Esa importación de fuerza de trabajo se realiza a discreción, a veces masivamente, a veces con cuenta-gotas, con muchos controles e impedimentos pero con agujeros, para que quienes logren "colarse" de forma "no legal" estén en situación de extrema vulnerabilidad. Dada su clandestinidad se verán forzados a aceptar las peores condiciones, sin poder protestar ni mucho menos denunciar. También se verán más propensos a perecer por el camino, como Lampedusa o el Estrecho muestran dramáticamente a cada rato. Hay que considerar en este punto que la fuerza de trabajo es la única mercancía que en su gran mayoría se costea su propio traslado (se trata sólo de destrozar sus condiciones de existencia en origen y el movimiento migratorio deviene como un fenómeno natural).

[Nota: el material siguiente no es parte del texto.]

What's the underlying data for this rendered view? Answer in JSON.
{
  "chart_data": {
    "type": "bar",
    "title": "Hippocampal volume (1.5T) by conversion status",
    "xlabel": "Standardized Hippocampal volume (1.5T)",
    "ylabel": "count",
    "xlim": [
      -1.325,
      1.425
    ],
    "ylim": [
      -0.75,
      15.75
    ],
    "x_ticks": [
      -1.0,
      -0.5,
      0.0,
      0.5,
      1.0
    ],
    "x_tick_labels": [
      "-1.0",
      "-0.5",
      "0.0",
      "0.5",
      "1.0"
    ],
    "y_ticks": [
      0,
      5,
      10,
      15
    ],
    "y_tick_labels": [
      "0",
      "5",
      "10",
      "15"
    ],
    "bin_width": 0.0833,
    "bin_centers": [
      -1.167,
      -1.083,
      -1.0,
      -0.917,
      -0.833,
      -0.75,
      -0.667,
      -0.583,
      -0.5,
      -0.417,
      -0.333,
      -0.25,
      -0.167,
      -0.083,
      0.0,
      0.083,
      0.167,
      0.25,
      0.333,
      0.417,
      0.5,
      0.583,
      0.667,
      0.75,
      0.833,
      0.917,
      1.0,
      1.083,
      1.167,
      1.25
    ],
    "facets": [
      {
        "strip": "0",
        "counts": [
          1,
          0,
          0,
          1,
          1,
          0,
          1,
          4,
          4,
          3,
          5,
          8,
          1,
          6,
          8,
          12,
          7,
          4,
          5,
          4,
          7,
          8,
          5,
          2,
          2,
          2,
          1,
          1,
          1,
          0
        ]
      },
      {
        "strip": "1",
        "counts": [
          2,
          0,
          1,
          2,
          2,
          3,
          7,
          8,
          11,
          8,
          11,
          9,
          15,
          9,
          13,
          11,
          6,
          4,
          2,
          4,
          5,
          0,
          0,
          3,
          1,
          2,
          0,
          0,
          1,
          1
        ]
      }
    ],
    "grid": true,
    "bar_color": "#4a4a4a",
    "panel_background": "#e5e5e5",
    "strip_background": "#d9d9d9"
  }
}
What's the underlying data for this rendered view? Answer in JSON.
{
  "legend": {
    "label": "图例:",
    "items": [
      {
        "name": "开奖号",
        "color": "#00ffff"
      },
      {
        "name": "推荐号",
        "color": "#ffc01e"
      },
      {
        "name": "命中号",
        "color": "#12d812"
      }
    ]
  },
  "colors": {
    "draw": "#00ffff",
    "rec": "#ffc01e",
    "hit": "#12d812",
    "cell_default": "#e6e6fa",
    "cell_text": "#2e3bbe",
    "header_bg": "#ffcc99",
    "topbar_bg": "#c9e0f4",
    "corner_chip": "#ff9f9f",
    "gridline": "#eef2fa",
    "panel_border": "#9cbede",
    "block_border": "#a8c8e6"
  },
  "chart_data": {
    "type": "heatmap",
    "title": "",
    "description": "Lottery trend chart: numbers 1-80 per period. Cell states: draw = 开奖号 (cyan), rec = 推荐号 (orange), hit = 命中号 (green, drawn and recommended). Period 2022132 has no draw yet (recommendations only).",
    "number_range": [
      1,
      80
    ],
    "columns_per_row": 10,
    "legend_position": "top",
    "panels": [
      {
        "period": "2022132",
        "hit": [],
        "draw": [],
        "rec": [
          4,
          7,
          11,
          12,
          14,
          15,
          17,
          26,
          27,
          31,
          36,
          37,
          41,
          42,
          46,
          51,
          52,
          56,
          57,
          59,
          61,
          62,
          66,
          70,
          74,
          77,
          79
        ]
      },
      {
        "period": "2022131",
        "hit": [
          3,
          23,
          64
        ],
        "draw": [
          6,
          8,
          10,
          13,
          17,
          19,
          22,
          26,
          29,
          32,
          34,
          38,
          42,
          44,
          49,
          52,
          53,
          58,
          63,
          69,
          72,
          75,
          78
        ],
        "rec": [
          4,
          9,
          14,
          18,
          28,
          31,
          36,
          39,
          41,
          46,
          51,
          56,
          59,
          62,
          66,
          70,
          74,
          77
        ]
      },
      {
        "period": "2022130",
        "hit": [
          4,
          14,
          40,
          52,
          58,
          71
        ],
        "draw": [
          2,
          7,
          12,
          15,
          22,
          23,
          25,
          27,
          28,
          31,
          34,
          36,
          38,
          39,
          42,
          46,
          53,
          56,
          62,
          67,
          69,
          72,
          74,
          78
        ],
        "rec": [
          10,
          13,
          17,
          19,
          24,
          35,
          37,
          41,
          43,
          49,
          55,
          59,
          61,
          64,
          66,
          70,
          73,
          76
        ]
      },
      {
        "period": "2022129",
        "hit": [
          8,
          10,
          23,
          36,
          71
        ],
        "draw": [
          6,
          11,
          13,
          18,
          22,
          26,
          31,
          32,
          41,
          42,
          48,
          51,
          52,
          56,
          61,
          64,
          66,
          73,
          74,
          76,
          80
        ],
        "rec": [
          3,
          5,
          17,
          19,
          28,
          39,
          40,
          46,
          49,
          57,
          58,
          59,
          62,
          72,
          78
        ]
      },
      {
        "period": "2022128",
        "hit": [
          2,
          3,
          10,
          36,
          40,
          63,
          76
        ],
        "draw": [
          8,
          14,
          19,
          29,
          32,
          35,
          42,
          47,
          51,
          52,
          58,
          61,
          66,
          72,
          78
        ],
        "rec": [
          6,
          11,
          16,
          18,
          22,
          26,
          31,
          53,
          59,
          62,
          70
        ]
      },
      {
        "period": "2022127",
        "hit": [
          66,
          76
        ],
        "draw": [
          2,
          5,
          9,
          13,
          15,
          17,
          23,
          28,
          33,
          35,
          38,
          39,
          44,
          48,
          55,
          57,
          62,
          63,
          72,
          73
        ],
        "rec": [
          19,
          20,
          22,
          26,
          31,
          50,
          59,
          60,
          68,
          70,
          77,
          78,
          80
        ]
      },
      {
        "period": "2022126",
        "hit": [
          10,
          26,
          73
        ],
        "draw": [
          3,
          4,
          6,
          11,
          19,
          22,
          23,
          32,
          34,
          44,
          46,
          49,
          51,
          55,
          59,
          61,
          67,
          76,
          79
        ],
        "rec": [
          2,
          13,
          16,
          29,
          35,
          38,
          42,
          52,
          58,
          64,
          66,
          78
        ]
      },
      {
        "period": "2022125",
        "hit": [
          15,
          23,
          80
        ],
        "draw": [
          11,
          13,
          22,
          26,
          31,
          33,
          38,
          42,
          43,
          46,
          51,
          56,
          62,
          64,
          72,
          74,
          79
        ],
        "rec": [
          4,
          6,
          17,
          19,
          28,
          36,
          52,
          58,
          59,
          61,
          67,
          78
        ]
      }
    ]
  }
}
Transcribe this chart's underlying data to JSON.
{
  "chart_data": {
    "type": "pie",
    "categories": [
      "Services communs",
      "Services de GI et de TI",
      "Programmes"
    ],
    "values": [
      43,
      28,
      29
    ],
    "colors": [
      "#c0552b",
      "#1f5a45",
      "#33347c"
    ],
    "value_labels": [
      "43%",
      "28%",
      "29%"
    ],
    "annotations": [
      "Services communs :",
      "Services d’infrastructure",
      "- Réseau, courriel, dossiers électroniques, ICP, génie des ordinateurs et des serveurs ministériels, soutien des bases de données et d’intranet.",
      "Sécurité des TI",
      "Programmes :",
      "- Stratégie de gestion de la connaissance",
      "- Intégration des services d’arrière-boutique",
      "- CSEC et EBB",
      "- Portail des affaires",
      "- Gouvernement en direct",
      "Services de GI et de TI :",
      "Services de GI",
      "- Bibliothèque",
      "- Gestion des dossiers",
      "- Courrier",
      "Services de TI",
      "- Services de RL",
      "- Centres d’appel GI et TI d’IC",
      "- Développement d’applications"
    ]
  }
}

En el fondo, todos los grandes empresarios, los dueños de transnacionales, los que administran corporativamente la Unión Europea y los grandes grupos de poder, son fascistas "si hace falta". Les gustaría más la aquiescencia y la sumisión de la población (esto es, mantener su hegemonía), pero si las cosas se ponen feas, no queda más remedio que ser fascista. Y si no que se lo digan a los grupos empresariales de la Bayer, Basch, Hoechst, Siemens, AEG, Krupp y Thyssen, cuando auparon al enclenque político de Hitler para que les hiciera la limpieza social que necesitaban.

En España, tras el genocidio político cometido por el franquismo durante casi medio siglo, parece que no hace falta llegar a tanto de momento. Todo y a pesar de que la Organización para la Seguridad y Cooperación Europea (OSCE) acaba de incluir a España en la "lista negra" de países sin libertad y el único del mundo que no admite inspeccionar su régimen, ni ha hecho contrición de sus crímenes de Estado.

En general, las sociedades del sur de Europa están ya bastante disciplinadas a fuerza de dictaduras y golpes militares, todavía lo suficientemente cercanos como para que no se sienta una gran atracción por el fascismo (ya incluido históricamente por otra parte, en la estructura gobernante). A no ser que la situación se haga límite, como en Grecia.

Sin embargo, las clase medias de la Europa central y nórdica, que ven peligrar el Estado del Bienestar que tanto costó levantar y tanta prosperidad les dio, se ven cada vez más tentadas por el anti-pensamiento fascista: "blindemos el Estado del Bienestar sólo para nosotros, que se vayan los extranjeros". Los resultados electorales, por ejemplo, de Austria, Noruega, Holanda, ¿de nuevo Alemania?, incluso más abajo Francia, o en el Este, Hungría, muestran una clara tendencia hacia ese refugio fácil, propio del miedo y de la cobardía resultante. Miedo entendible a perder lo que se tiene, y cobardía por no dirigirse a quien está destrozando realmente ese Bienestar, que no es otro que el propio capitalismo terminal, desbocado, y toda la cohorte de capitalistas y sus gestores y administradores públicos que intentan salvarse a sí mismos a costa de todos los demás.

Por eso no hay ninguna solución en echar a los inmigrantes. ¿Volverían entonces los más de 2 millones de españoles que tenemos fuera? El único camino que abre alguna posibilidad es el de la lucha para que no exista la discriminación institucional nacional-extranjero, y por tanto que no se pueda pagar menos y ofrecer peores condiciones laborales a unos que a otros, evitando la segmentación del mercado laboral, que a la postre presiona las condiciones de todos a la baja. Igual pasa con la desigualdad de género o la generacional, entre otras.